After you click on the flow, you’ll be presented with quite a new look and feel to modelling your flow. The flows and the triggers have been separated so that the flows are now very well aligned with the concept of a function. As a developer you can focus on the business logic without worrying on the infrastructure :)
You can click on the ‘+’ sign on the left to add a new trigger ‘Start Flow as a function in Lambda’. This allows your flow to run as a function in Lambda. We won’t need any Flow params for now but we do want to see something in the logs so let’s add a ‘Log Message’ activity
To build an app for Lambda, you’ll need to export the flow from the Web UI first using the ‘Export App’ function. From a terminal window execute
flogo create -f <appname>.json lambdacd lambda
The above command will create a new folder called ‘lambda’ and go get (pun intended) all the dependencies it needs to run your flows. For Lambda we want to build an application with the configuration embedded in the executable and with a shim to instruct the build process to overwrite the entry point for the application using the Lambda Trigger. The argument to -shim
indicates the trigger ID to use as the entry point to the flow (function). The AWS Lambda trigger leverages a makefile to kick off the build process and the build process happens within a docker container (hence docker as a prerequisite) because, at the time of writing, Go plugins (.so files) can only be built on Linux. So to build execute:
flogo build -e -shim start_flow_as_a_function_in_lambda
This command will pull the docker image ‘eawsy/aws-lambda-go-shim:latest’ locally and build the zip file needed for deployment to AWS Lambda. Once this command finishes successfully the zip file (handler.zip) will be located in your app directory (for example `/path/to/app/lambda/src/lambda/handler.zip`).

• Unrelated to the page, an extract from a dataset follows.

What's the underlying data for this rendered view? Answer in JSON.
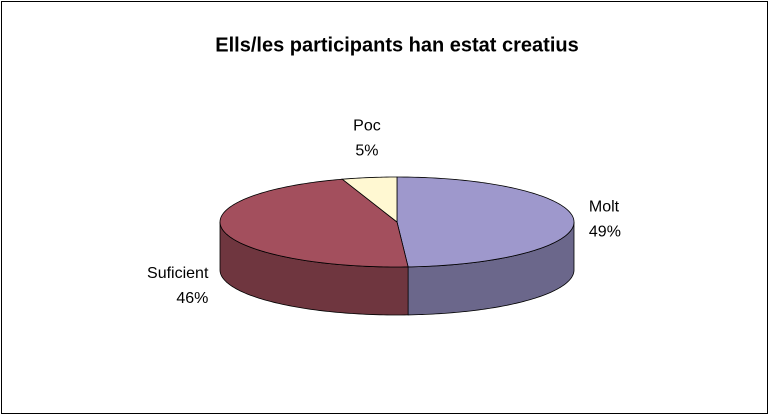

In the Lambda console you can create a new function and it is important that the runtime is set to ‘Python 2.7’ (the generated shim contains a python executable function that in turn triggers the flow).
As you might have seen during the live streams AWS just announced support for Go, so stay tuned for native triggers as well!
After hitting the create button, you’ll be presented with a brand new Lambda function. From the ‘Code entry type’ dropdown you’ll need to select ‘Upload a .ZIP file’, pick the zip that was just generated and set the Handler to ‘handler.Handle’ (without this you’ll not be able to trigger your flow). You can leave the other defaults as is and hit the orange ‘save’ button. To see your flow in action send a test event and check the CloudWatch logs
This was a very simple Flogo app running on AWS Lambda, but you can do incredibly cool things using Project Flogo as the microservices framework that runs on Lambda! If you want to get started yourself, just follow the steps above and let us know what you end up building.